Tall, slim and trim in her mid eighties Parvathi Thampi’s smile and joie de virve appear infectious and she comes through as an extremely positive person with a great sense of humour when you talk to her. She is the daughter of the late K.P.S.Menon, I.C.S. She studied in Lady Irwin College in Delhi ,later underwent a course in Chinese language in Ginling University in China and lived in the U.S. for many years as her husband was employed in the U.N. They shifted to Madras in the late seventies and ever since have been living in their sprawling bungalow in Kilpauk surrounded by a lot of greenery with a statue of a deer in its midst .

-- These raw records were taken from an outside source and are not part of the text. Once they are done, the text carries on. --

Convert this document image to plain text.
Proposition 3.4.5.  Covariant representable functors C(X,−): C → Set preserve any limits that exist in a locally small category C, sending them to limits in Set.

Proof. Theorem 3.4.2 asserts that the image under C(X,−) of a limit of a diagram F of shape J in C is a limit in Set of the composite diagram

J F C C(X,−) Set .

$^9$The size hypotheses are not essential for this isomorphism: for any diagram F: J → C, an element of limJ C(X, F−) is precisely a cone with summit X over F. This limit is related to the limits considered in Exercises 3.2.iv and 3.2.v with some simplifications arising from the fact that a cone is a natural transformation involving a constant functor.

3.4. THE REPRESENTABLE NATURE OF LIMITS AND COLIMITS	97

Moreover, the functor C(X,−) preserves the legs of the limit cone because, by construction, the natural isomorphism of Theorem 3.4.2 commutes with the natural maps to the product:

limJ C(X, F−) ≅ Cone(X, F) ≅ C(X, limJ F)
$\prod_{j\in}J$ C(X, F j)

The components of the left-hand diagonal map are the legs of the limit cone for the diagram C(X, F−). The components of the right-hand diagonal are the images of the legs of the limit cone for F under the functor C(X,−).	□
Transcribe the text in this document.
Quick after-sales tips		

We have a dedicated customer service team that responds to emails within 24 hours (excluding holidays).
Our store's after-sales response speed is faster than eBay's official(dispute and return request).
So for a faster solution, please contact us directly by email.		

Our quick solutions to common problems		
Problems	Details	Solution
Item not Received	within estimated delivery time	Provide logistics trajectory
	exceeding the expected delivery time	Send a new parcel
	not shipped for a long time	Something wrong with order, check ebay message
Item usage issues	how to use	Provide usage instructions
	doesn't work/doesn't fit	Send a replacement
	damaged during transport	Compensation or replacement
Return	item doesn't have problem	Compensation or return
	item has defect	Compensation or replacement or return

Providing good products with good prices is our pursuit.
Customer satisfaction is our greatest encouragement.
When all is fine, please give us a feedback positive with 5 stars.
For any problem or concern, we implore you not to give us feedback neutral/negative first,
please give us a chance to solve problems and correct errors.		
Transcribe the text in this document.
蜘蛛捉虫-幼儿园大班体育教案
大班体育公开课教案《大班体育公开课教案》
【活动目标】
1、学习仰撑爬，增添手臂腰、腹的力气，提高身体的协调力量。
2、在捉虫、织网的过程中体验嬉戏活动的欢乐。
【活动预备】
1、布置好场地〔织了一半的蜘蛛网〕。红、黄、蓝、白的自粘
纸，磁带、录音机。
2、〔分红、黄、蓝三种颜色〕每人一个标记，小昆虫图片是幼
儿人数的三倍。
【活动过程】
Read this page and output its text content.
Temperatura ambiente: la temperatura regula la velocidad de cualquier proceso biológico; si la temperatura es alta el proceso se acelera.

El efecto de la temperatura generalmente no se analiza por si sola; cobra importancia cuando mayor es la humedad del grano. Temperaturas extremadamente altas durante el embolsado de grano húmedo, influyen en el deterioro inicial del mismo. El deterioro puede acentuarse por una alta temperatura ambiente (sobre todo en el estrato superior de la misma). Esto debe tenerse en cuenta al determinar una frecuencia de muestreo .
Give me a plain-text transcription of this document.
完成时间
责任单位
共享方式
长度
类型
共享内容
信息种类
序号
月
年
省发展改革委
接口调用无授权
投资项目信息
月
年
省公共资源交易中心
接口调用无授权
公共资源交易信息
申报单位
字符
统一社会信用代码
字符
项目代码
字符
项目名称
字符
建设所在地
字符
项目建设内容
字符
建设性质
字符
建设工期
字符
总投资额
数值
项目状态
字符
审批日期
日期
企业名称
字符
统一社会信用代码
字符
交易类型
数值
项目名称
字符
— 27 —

Her day begins with doing basic exercises learnt in Russia, she calls them slow aerobics and Shiatsu which she learnt in America, it is acupressure she adds.
Every summer she along with her three sisters and niece( “the youngest in the group”, she smiles) go to Nelliampatti, a hill station in Kerala .People see them in awe (probably its admiration) when they alight from the car at the cottage with the help of their “aids”to support them —a walker , handstick and all .One sister has osteoporosis another glaucoma, the third hypertension, she laughs ( in the one hour I spent with her, she never for once spoke about her complaints, I guess she had none usually associated with age because of her positive attitude to life).
They have a senior citizens club and meet in one of the member’s homes –where they play games, have a quiz, but nothing much to eat, but this is made up in the 50-50 club where the first 50 is for entertainment, a budding musician performs and the second half consists of dinner, which they enjoy to their heart’s content. The siblings have birthday bashes and the high point is when they receive gifts from their loved ones.
She celebrated her 84th. Birthday(sathabishekam) at Green Meadows, a resort in Chennai when all her sisters from different places made it a point to attend.
She is a patron of the Music Academy and looks forward to the music season and attends Madras Book club meetings where new books are launched, reads a lot, (she has just finished reading the book on Obama.)
She has written two children’s books herself, published by the leading publisher in the U.S.—Double Day. Her article featured in an Anthology published in the U.S. where 50 best articles were carried. It was on Birth of a baby, Moscow style.
n.meera raghavendra rao
In Kerala, people celebrate Sadabishekam at the age of 84, counting 1000 (full) moons as 84 x 12 = 1008. However, according to Nirupama, the lunar cycle is slightly less than one month and hence you would have seen 1000 moons at the age of 80, when people here and elsewhere celebrate Sadabishekam.
I do meet people who are in their early 80s and early 90s doing their early morning constitutional in the park nearby. Some of them are reserved and shy, some of them are grumpy and cynical about the current crop of politicians but one gentleman who is 90, keeps cracking jokes, says ‘Namaste’ to all people who pass him on the tiled footpath, remembering the names of almost everybody.
The lesson we learn from observing such people is that ‘age’ is only a statistic, a number and one is as old as one feels !
I wish we come across more of spirited 90 year olds who will lift the spirits of those younger in age but old in their thinking.